Lo Stato democratico si caratterizza per la libertà che riconosce ai cittadini, i quali possono esercitarla come meglio credono; ma se essi non dimostrano un minimo di maturità politica e civile non è improbabile che prima o poi da qualche parte si invochi lo Stato etico, quello che oggi processerebbe Michele Placido ed Angela Napoli per oltraggio alle istituzioni; Fini e Andreotti per indegnità a ricoprire cariche così esemplarmente importanti per la vita della nazione; e sanzionerebbe Berlusconi per aver danneggiato ancora una volta l’immagine dell’Italia all’estero.

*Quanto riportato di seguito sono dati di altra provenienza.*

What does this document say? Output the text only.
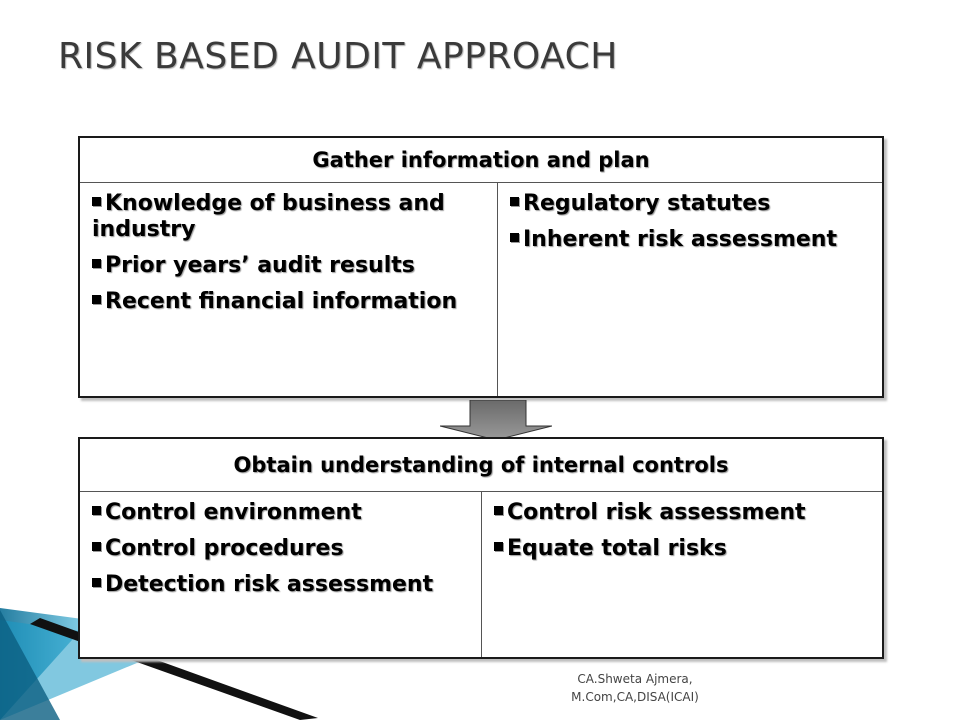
RISK BASED AUDIT APPROACH
Gather information and plan
Knowledge of business and industry
Prior years’ audit results
Recent financial information
Regulatory statutes
Inherent risk assessment
Obtain understanding of internal controls
Control environment
Control procedures
Detection risk assessment
Control risk assessment
Equate total risks
CA.Shweta Ajmera,
M.Com,CA,DISA(ICAI)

Chi ricopre una carica pubblica, chi svolge un’attività pubblica o tesa al pubblico, non dovrebbe mai dimenticare quel profilo educativo che è la forza etica di chi ha responsabilità; dovrebbe sempre rendersi conto di dove si trova e dell’opportunità di dire o di non dire qualcosa. Se il buon esempio in Italia non lo danno le figure apicali, a qualsiasi livello, dal Presidente del Consiglio alla maestra di scuola materna, chi dovrebbe allora preoccuparsi di educare i giovani, di preparare una classe dirigente migliore? Se in Parlamento si è tra assassini e puttane – ed è considerato un fatto normale che qualcuno lo dica pure – se la politica è il refugium peccatorum, se il Presidente della Camera teorizza il tradimento come normale pratica politica, se un funzionario dello Stato ucciso perché ha voluto compiere fino in fondo il suo dovere di uomo e di cittadino, incurante perfino di avere moglie e figli, viene addirittura deriso da un mostro sacro della politica come Giulio Andreotti, se il Presidente del Consiglio esporta all’estero le magagne della nostra politica, allora dobbiamo preoccuparci seriamente.
Qui non si tratta più di centrodestra o di centrosinistra, di voto anticipato o di riforma elettorale, ma di vera e propria bonifica. La politica non è certo il salotto buono della nazione, ma non può essere nemmeno la sua sentina.